宗教というものは、突き詰めると人間の定義に行き着きます。CI(意識革新)という視点から、宗教というものを考えてみましょう。

定義の仕方には色々なバリエーションがありますが、なるべく多くの宗教やスピリチュアル思想で共通するパターンをまとめると以下のように3つの部分になります。

A:内なる真性(神の子、愛、聖霊、仏性、真我、セルフ)
B:自分の個性(個性、罪、エゴ)
C:エネルギー(オーラ、潜在意識、気、エーテル、カルマ、業)

キリスト教では「愛」というものの重要性を説きますが、もともと旧約聖書において人というものが「罪」の存在であり、十戒という教えを中心とした戒律で飼いならさないといけないものだという発想があったためだと思います。つまりBの部分中心の話です。

イエスの宗教改革は、Bの部分しかなかったユダヤ教の世界にAの部分を持ち込むことでした。旧約とか新約とかいうのはもともと「契約」、すなわち「神」と「人」との契約の意味なのですが、社長と社員の雇用関係みたいだった古い契約を、父と子のような親子関係であると彼は再定義したのだと私は考えています。

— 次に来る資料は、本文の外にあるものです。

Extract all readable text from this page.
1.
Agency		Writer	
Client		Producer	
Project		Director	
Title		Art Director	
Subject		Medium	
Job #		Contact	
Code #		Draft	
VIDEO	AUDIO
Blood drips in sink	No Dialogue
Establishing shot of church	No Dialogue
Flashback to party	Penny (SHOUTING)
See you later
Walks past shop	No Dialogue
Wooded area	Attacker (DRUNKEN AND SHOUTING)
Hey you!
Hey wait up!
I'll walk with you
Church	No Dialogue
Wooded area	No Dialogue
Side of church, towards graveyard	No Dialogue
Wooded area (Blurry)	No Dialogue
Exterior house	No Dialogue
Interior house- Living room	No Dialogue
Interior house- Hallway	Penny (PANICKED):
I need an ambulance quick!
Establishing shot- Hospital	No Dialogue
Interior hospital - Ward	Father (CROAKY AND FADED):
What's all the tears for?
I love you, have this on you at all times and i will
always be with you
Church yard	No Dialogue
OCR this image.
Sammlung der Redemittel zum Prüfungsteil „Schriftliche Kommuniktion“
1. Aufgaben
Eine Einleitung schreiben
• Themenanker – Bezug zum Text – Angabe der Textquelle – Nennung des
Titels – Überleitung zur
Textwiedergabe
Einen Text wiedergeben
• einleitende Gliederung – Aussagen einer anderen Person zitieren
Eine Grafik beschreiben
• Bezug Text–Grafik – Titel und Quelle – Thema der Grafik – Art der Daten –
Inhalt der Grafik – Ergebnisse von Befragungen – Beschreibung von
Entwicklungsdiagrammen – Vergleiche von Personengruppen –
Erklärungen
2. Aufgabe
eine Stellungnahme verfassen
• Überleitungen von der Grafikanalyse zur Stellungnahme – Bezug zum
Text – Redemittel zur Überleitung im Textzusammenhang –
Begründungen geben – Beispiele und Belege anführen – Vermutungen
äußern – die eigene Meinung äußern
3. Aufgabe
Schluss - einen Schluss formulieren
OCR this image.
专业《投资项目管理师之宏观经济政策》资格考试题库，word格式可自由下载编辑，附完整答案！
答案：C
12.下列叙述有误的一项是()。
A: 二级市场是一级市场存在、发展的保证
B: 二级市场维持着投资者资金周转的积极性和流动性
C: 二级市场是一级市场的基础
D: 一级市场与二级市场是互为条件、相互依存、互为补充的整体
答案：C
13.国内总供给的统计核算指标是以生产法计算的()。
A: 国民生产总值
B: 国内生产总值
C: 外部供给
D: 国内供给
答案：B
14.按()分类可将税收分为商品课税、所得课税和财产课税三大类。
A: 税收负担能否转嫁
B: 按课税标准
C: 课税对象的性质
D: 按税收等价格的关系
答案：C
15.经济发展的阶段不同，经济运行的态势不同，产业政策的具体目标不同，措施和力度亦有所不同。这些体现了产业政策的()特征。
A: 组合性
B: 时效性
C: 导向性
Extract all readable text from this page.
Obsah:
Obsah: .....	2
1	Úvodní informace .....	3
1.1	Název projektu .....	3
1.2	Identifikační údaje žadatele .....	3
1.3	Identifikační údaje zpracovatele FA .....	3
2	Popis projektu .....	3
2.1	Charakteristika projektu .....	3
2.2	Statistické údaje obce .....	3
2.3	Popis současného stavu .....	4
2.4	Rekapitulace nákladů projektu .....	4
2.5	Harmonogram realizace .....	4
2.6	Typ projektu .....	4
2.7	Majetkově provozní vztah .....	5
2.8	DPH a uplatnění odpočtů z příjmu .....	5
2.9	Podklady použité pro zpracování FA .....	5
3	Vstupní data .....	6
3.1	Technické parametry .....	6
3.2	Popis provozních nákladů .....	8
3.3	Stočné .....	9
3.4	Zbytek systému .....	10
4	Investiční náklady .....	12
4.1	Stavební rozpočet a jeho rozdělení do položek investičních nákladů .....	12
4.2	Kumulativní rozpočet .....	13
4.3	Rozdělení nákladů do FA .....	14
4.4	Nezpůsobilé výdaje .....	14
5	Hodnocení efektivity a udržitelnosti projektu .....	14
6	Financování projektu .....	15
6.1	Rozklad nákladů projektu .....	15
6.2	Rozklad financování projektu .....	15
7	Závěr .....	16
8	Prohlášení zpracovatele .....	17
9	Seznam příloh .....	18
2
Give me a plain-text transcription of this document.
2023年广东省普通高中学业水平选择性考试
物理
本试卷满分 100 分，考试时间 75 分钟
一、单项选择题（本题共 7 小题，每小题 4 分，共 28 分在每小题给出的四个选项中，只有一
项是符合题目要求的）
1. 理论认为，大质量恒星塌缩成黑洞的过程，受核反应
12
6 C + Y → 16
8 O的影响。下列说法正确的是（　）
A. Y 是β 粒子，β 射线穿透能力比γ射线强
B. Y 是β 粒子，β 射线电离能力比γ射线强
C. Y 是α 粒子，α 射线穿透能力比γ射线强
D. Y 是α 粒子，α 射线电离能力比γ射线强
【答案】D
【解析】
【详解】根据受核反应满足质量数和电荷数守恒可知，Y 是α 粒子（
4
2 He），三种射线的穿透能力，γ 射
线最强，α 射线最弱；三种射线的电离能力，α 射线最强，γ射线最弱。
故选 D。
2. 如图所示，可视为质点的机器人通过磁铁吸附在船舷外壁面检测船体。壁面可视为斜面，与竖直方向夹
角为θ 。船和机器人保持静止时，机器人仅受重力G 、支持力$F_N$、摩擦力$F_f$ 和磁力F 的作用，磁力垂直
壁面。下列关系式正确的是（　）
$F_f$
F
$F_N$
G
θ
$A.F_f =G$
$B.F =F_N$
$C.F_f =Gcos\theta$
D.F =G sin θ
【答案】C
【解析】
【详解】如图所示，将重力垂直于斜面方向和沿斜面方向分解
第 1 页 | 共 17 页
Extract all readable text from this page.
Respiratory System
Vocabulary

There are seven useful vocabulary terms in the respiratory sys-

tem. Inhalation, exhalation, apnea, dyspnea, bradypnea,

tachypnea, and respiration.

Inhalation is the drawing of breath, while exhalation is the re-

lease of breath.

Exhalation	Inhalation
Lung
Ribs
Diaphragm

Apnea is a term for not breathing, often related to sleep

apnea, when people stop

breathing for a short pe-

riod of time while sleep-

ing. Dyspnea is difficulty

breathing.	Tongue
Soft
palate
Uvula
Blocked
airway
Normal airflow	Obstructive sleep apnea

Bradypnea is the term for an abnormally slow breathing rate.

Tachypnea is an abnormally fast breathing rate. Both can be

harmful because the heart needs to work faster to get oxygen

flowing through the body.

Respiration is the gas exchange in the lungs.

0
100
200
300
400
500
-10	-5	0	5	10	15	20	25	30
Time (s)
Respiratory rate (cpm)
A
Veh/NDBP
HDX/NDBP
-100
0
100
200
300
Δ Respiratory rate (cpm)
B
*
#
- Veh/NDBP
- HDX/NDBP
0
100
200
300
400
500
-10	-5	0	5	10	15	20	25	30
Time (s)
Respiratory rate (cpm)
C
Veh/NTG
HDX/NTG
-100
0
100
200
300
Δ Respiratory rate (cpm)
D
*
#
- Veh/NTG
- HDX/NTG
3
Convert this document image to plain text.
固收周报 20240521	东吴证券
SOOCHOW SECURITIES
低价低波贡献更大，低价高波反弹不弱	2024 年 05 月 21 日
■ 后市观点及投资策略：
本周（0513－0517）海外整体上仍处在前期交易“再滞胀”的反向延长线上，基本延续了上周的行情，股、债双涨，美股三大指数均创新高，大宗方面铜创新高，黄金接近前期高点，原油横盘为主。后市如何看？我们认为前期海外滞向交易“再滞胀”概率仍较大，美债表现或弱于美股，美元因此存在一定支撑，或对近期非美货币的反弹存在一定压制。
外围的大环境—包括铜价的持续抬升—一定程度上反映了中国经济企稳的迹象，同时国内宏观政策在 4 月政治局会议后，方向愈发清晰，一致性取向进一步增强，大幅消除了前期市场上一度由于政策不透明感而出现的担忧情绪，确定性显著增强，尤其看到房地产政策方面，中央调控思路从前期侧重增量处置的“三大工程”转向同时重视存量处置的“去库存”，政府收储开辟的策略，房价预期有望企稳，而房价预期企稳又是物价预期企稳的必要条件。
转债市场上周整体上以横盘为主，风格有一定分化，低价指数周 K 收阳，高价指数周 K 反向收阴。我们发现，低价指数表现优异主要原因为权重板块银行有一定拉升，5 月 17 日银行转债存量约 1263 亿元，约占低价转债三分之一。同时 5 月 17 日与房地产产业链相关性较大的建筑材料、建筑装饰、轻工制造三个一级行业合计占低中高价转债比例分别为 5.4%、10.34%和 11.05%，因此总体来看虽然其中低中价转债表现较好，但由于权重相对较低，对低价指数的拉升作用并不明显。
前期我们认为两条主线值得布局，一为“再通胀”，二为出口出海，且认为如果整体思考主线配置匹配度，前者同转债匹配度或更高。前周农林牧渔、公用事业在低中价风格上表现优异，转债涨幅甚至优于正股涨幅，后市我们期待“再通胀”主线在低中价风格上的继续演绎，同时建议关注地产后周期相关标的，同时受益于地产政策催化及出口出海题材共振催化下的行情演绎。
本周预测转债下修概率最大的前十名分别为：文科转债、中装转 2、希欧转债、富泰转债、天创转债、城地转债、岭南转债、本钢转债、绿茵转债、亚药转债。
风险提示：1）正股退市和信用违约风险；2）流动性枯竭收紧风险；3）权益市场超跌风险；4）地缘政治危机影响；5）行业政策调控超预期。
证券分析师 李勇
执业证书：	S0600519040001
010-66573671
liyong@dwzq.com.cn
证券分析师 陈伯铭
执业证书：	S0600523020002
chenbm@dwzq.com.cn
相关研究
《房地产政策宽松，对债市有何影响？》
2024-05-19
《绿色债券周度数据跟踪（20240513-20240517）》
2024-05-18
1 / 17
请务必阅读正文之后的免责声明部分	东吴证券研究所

そして、人の中に父なる神とのインターフェースである聖霊が入り、父(聖霊)であるAと、自分の個性であるBを意識して区別していたのだと思います。また、Aは「愛」という言葉で認識されているともいえます。もともと人というのはBの「罪」の存在であったものに、「愛」の存在であるという意識定義を行ったという形です。彼自身が、「主なる神を愛せよ、隣人を愛せよ、これに全ての律法がかかっている」と言い切っているぐらいです。

ちなみに、イエスの言動をみると、権威に満ちた状態と謙った状態の2つの状態があります。権威のある状態をスエーデンボルグなどは「栄化された状態」と呼んでいますが、特に有名なのは死の直前に神に自分を見捨てるのかと弱気になった後に、「父の御心のままに」といった後は自信に満ちて、裁く人間たちの心配すらしています。これは、Aが中心の時とBが中心の時があったためではないかと思います。